Ever since I read articles that covered the U.S. Surgeon General’s January 2024 report about alcohol consumption, I haven’t touched a drop. The report suggested that even moderate drinking could increase cancer risks, recommending scary warning labels on all alcoholic beverages. And then I learned that each drink supposedly takes away 5 minutes of your life. As someone who enjoyed their occasional glass of alcohol this was pretty unsettling.

But this weekend I was listening to Derek Thompson’s podcast that has pushed me down a rabbit hole and made it easier for me to reconsider my choices. And here’s the thing - this isn’t just a modern worry that I individually have. We’ve been worrying about alcohol consumption for literally thousands of years.

“It is hard to say whether wine does good to more people than it harms”? Sounds like it could be from today’s health magazine, but nope. That was Pliny the Elder, writing in the 1st century AD. Even back then, people were debating whether moderate drinking was okay.

Fast forward to 1991, when something fascinating happened. CBS’s “60 Minutes” aired a segment about the “French Paradox” - how the French, despite their butter-rich diet, had lower cardiovascular disease rates than Americans. Their secret weapon? Red wine. This single TV segment caused U.S. wine sales to surge by 40%!

But here’s where things get tricky. Most alcohol studies are what scientists call “observational studies,” and they’re not as reliable as you might think. It’s like trying to figure out if umbrellas cause rain just because you see them together often. These studies have several problems:

  1. No control groups (imagine trying to study a medicine without having a group that doesn’t take it)
  2. Tons of confounding factors (wealthy people tend to drink moderately AND have better healthcare)
  3. Self-reporting issues (what’s “one drink” to you might be very different from what it means to me)
  4. Selection bias (moderate drinkers often have healthier lifestyles overall)

Here’s a perfect example: researchers once found a correlation between mouthwash use and mouth cancer. Scary, but it turns out people were using mouthwash because they had mouth cancer symptoms, not the other way around.

The scientific opinion on moderate drinking has done a complete 180° over the years. In 2011, Canada said men could safely have up to 15 drinks per week. By 2023? They said anything more than two drinks per week puts your health at risk. This reminds me that in the early 20th century, smoking was often portrayed as a healthy activity, with endorsements from medical professionals and athletes.
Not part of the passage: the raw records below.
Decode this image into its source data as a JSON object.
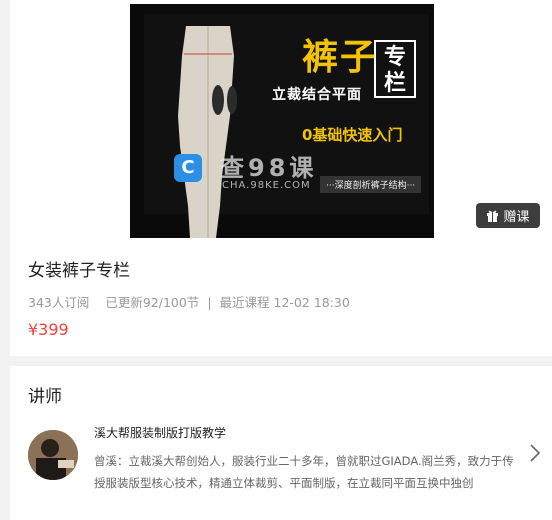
{
  "cover": {
    "title": "裤子",
    "badge": "专栏",
    "subtitle": "立裁结合平面",
    "intro": "0基础快速入门",
    "tag": "···深度剖析裤子结构···",
    "watermark_text": "查98课",
    "watermark_domain": "CHA.98KE.COM",
    "watermark_logo": "C"
  },
  "gift_button": {
    "label": "赠课",
    "icon": "gift-icon"
  },
  "course": {
    "title": "女装裤子专栏",
    "subscribers": "343人订阅",
    "updated": "已更新92/100节",
    "separator": "|",
    "recent": "最近课程 12-02 18:30",
    "price": "¥399"
  },
  "teacher": {
    "heading": "讲师",
    "name": "溪大帮服装制版打版教学",
    "bio": "曾溪：立裁溪大帮创始人，服装行业二十多年，曾就职过GIADA.阁兰秀，致力于传授服装版型核心技术，精通立体裁剪、平面制版，在立裁同平面互换中独创",
    "avatar": "avatar",
    "chevron": "chevron-right-icon"
  },
  "colors": {
    "price": "#e8453c",
    "cover_accent": "#f3c200",
    "gift_bg": "#3d3d3d"
  }
}
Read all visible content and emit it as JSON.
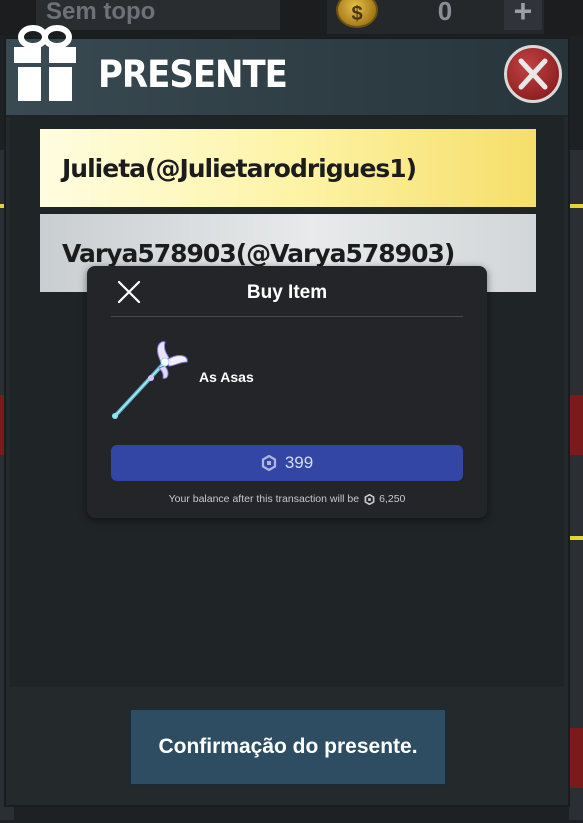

For instance, in the 1930s, advertisements featured doctors promoting specific cigarette brands, suggesting health benefits.

Additionally, Olympic athletes were paid to endorse tobacco products. In 1928, Helen Wainwright, a silver medalist in swimming and diving, appeared in a Lucky Strike advertisement, claiming the cigarettes didn’t affect her “wind or throat.” And now we all know the harmful effects of smoking. This is exactly why I take most stats with a bucket of salt.

But let’s talk about these risks in real terms. When you hear “moderate drinking increases breast cancer risk by 10-20%”, it sounds terrifying. But in absolute terms? It raises the lifetime risk from 11% to 13%. For mouth cancer, while moderate drinking increases relative risk by 40%, the absolute risk increase is just 0.3 percentage points.

Now, about those 5 minutes. According to researcher Tim Stockwell, each drink does take away about 5 minutes of your life. But here’s something interesting - according to Stanford scientist Ewan Ashley, one minute of exercise adds 5 minutes to your life! So technically, you could jog for a minute to offset that glass of wine.

But this piece from Derek Thompson in the Atlantic article got me really thinking:

An underrated aspect of the surgeon general’s report is that it is following, rather than trailblazing, a national shift away from alcohol. As recently as 2005, Americans were more likely to say that alcohol was good for their health, instead of bad. Last year, they were more than five times as likely to say it was bad, instead of good. In the first seven months of 2024, alcohol sales volume declined for beer, wine, and spirits. The decline seemed especially pronounced among young people.

To the extent that alcohol carries a serious risk of excess and addiction, less booze in America seems purely positive. But for those without religious or personal objections, healthy drinking is social drinking, and the decline of alcohol seems related to the fact that Americans now spend less time in face-to-face socializing than any period in modern history. That some Americans are trading the blurry haze of intoxication for the crystal clarity of sobriety is a blessing for their minds and guts. But in some cases, they may be trading an ancient drug of socialization for the novel intoxicants of isolation.

So next time I’m out with friends, enjoying a good conversation over a glass of whiskey, will I be counting the minutes I’m losing? Probably not. Besides, I can always go for a jog tomorrow.

Ps: This blog was written largely with Claude to bring clarity and polish to the ideas presented. I can outline like a pro but write like a toddler with a crayon.